'Velvet Revolution' continues in Armenia

Protesters urge all citizens of Armenia to take part in a nationwide strike and act of civil disobedience to the government. The demonstrators seek the resignation of Serzh Sargsyan who became prime minister yesterday. Police are detaining activists.

The morning after the election

On 18 April, protests continued in Yerevan. In the morning, protesters managed to break through a police cordon on central Baghramyan Avenue and reach the presidential residence, where Serzh Sargsyan will continue to live in his new capacity as prime minister.

In response, police brought in additional forces including a special squad, Caucasian Knot reported; in the meantime, the protesters keep stressing that the demonstration is a peaceful one.

The Yerevan police reported that there was a ‘pogrom’ in downtown Yerevan on 17 April, but the leader of the protesters, Nikol Pashinyan, described the incident as a “Bollywood movie” staged by the government.

Addressing the crowds, Pashinyan said several times that he believed that the police would not resort to violence. He called on those taking part in the march to remove their surgical masks although journalists noticed gas masks on police and assumed that tear gas might be used, JAMnews reported.

Detentions

Some of the protesters left the area adjacent to the presidential residence and moved to another neighborhood when it became known that police were detaining protesters.

As of 1400 local time, activists were still being detained in several parts of Yerevan.

"Standstill" announced

Sargsyan's opponents sometimes refer to the events in Yerevan as a "standstill,” because the operations of public transportation and some institutions located downtown have been halted.

At a major rally on the evening of 17 April, leaders of the protest said they were not going to reconciles themselves to Sargsyan's election as prime minister. Nikol Pashinyan said that Yerevan "will find itself in a standstill" the next day because of the massive act of disodience and that "revolutionary committees" would organize similar events in other towns as well. Towards the night the government managed to open all main central roads and resume traffic but the protesters blocked the streets in the morning again.

International reaction

The Russian president and the Georgian prime minister congratulated Sargsyan on taking new office on the actual election day. On the morning of 18 April, the US embassy in Armenia published on its Facebook page a statement by the US Department of State which called on the sides to refrain from violence and said that it attentively watched "thousands of citizens of Armenia take to the streets to exercise their right to freedom of expression and assembly."

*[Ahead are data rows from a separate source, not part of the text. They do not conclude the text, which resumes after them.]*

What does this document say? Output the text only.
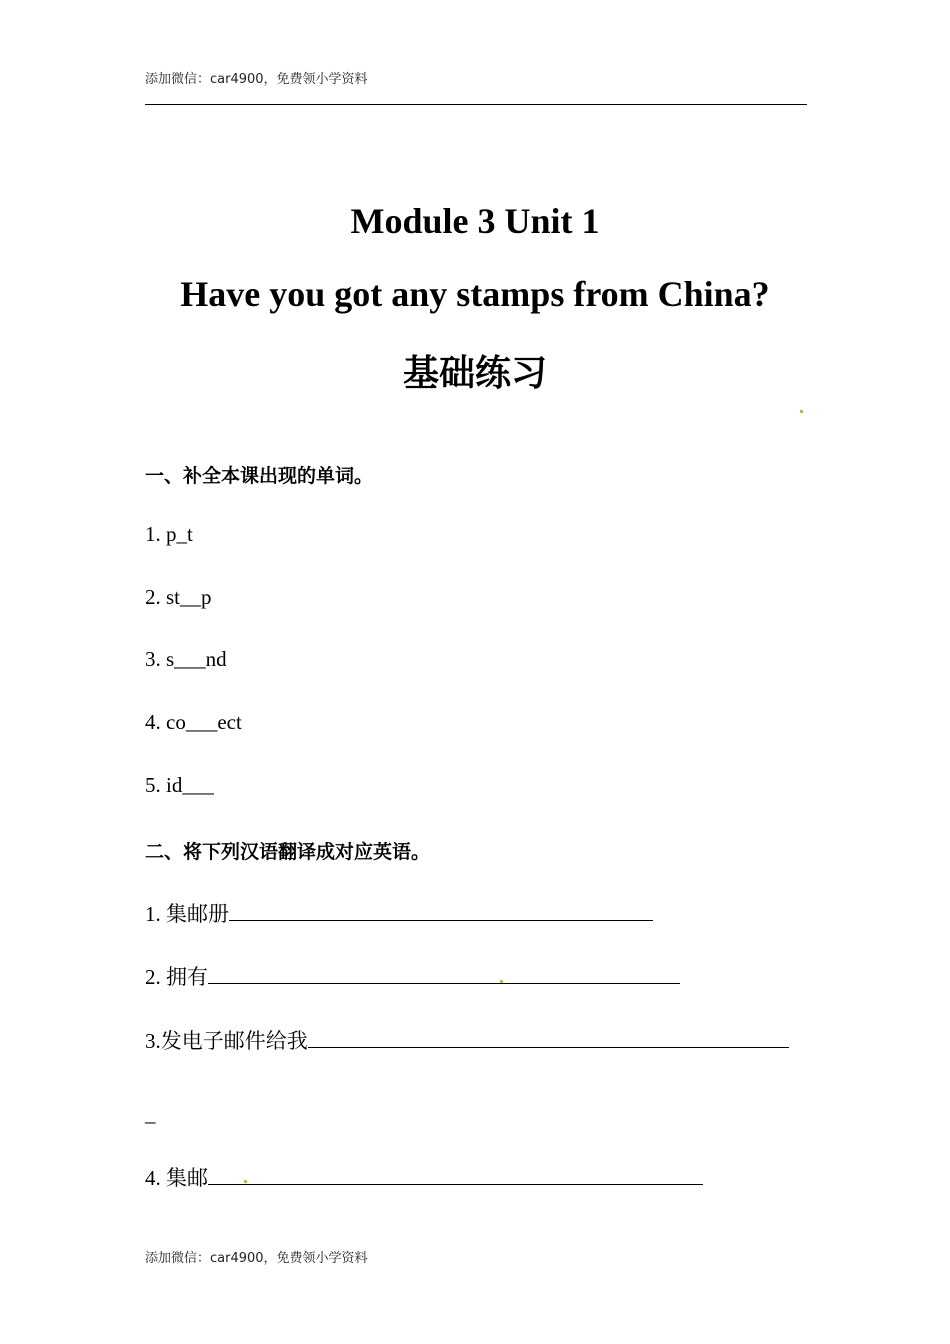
添加微信：car4900，免费领小学资料
Module 3 Unit 1
Have you got any stamps from China?
基础练习
一、补全本课出现的单词。
1. p_t
2. st__p
3. s___nd
4. co___ect
5. id___
二、将下列汉语翻译成对应英语。
1. 集邮册
2. 拥有
3.发电子邮件给我
_
4. 集邮
添加微信：car4900，免费领小学资料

Why the protesters reject Sargsyan

"This country needs radical change. Serzh Sargsyan's government and he himself must go," Caucasian Knot was told by a protester who introduced himself as Robert. "And I will continue to protest until I achieve this goal."

"The government totally ignores the people's opinion. In parliament, Serzh Sargsyan dodged a question from an MP who asked him if he was aware about what was happening outside," said another Yerevan resident who requested anonymity.

"There are numerous failures by our government both in foreign and domestic policies, in the economy and education. There is all-out corruption in the country and there are oligarchs. In addition, because of Serzh Sargsyan's policies, the country has become dependent on Russia," said protester Gayane Mkrtchyan.

Many residents of Yerevan and several other cities of Armenia are against the extension of Serzh Sargsyan’s rule. Sargsyan served as president for 10 years, and then nominated himself for the post of prime minister. After the constitutional amendments, which Sargsyan initiated himself and which were approved at a referendum in 2015, the post of prime minister is the highest position in the country.

Sargsyan's opponents believe that he has been ignoring protests and holding on to power for 10 years. Protests were previously held in 2008 (10 people died in Yerevan), 2013, 2015 and 2016.

Several years ago, Sargsyan appeared to promise to quit the game as he promised that he would not run for the presidency anymore. The 2015 constitutional amendments, however, effectively enable him to rule indefinitely. Sargsyan could not become president for a third time but a prime minister can be elected an unlimited number of times, as Caucasian Knot points out.